Scientists from the University of Bristol and the University of West England claim they have improved the performance of a pair of Wi-Fi gloves used by popstar Imogen Heap.
In Heap's experimental live music performances, the gloves need to be able to cope with interference that arises when there are hundreds of Wi-Fi enabled mobile phones in the audience.
With the help of US networking firm Broadcom, the research team modified a Wi-Fi access point to allow the use of high-gain directional antennas and ultimately reduce interference.
Andrew Nix, professor of wireless communication systems and head of the department of electrical and electronic engineering at the University of Bristol, told Techworld: "This project really caught our imagination."
Much of the project work was carried out last summer by Simon Rankine, an electronics and communications engineering undergraduate student.
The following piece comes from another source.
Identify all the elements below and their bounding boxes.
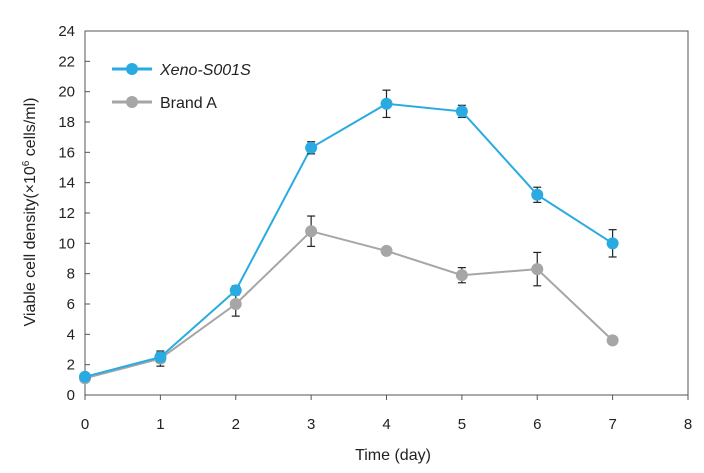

Nix said: "With help from Broadcom, Simon was able to modify a standard access point to ruggedise the link to and from Imogen's Wi-Fi gloves. It's fantastic to see one of our undergraduate students contributing so strongly to our research output.
"We performed a number of interference tests and confirmed the uplink from the gloves to the access point maintained a successful stream even in the presence of numerous devices attempting to interfere."
The paper documenting the research, entitled "Making the Most of Wi-Fi: Optimisations for Robust Wireless Live Music Performance", was presented at the 14th International Conference on New Interfaces for Musical Expression (NIME 2014) in London this week.
Meanwhile, the enhanced musical gloves were used during a live performance by Imogen Heap on Tuesday night at a concert to open the conference.
The researchers now want to rigorously evaluate the complete system (network infrastructure and antenna) in the context of 'real-world' performance scenarios.
In particular, the research team are interested in examining the use of a Wi-Fi interface device called x-OSC as an enabling technology for collaborative live performance using a wireless sensor network.